The role of independents
Given the limitations of the current market structure, it’s no surprise that many businesses are turning to third parties to help navigate their water strategy. Independent consultants and water managers are increasingly the ones driving innovation, offering services from auditing and procurement to real-time monitoring and demand-side management.
This is a clear signal that organisations are hungry for more than what many licensed suppliers are offering. It also suggests a new kind of market model — one less reliant on traditional retail competition, and more focused on collaborative, consultative partnerships between organisations and experts who can unlock hidden value.
Several local authorities have taken steps already to gain more control over their water usage and costs by becoming self-suppliers. Blackpool Council was one of the early adopters, switching to self-supply to help drive efficiencies and support wider sustainability goals across its public estate.

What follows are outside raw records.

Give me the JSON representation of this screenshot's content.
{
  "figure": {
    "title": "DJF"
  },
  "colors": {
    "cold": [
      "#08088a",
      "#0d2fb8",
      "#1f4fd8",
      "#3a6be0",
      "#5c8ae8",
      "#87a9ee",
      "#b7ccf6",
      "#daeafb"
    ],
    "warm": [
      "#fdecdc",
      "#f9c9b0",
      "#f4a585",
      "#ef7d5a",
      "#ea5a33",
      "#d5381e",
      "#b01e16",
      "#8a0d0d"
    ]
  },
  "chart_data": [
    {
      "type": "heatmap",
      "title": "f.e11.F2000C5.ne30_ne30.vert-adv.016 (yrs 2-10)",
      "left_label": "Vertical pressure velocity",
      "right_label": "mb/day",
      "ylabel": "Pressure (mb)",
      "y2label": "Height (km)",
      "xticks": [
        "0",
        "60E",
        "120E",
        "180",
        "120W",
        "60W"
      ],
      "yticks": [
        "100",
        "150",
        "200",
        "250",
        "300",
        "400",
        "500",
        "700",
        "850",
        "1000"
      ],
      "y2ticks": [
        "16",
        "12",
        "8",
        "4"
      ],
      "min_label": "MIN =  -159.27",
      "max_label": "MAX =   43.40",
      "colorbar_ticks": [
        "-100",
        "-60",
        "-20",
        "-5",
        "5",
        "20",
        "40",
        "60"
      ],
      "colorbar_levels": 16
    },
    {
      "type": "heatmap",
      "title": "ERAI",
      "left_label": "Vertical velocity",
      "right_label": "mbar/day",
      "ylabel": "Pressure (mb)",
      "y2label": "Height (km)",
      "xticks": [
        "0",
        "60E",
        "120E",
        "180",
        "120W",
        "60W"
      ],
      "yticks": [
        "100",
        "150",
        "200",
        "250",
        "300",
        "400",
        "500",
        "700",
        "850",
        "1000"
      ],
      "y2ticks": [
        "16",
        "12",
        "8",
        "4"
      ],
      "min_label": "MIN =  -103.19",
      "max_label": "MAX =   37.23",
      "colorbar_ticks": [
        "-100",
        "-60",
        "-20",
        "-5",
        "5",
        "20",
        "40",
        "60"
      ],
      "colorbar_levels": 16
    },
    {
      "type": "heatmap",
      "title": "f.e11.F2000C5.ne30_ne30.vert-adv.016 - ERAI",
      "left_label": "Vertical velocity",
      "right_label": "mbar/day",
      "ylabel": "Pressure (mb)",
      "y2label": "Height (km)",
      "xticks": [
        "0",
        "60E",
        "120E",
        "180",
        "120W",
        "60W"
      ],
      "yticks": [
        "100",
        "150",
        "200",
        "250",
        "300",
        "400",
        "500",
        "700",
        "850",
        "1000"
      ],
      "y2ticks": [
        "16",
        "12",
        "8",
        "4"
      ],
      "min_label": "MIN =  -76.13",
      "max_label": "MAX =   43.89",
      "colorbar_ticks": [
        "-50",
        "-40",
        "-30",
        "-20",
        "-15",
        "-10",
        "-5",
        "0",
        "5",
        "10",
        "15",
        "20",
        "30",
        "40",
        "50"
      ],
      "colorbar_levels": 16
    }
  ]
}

Sefton Council has since made considerable progress on its water journey, using self-supply to identify and address leaks, improve data visibility, and embed water-saving practices into day-to-day operations
Time to make water count
Ultimately, water is not just a resource; it’s a risk, an opportunity, and a responsibility. The 2024 Waterscan report should serve as a wake-up call for everyone involved in the business of water — from regulators and retailers to facilities managers and CFOs.
If we want a water market that works — one that’s transparent, innovative, efficient, and resilient — we can’t keep doing more of the same. We need bold reform, smarter regulation, better data, and a cultural shift in how we value water.
The good news? The momentum is building. Organisations are ready to lead. Policymakers are starting to listen. And with the right focus, 2024 could be the year the water market starts to live up to its promise.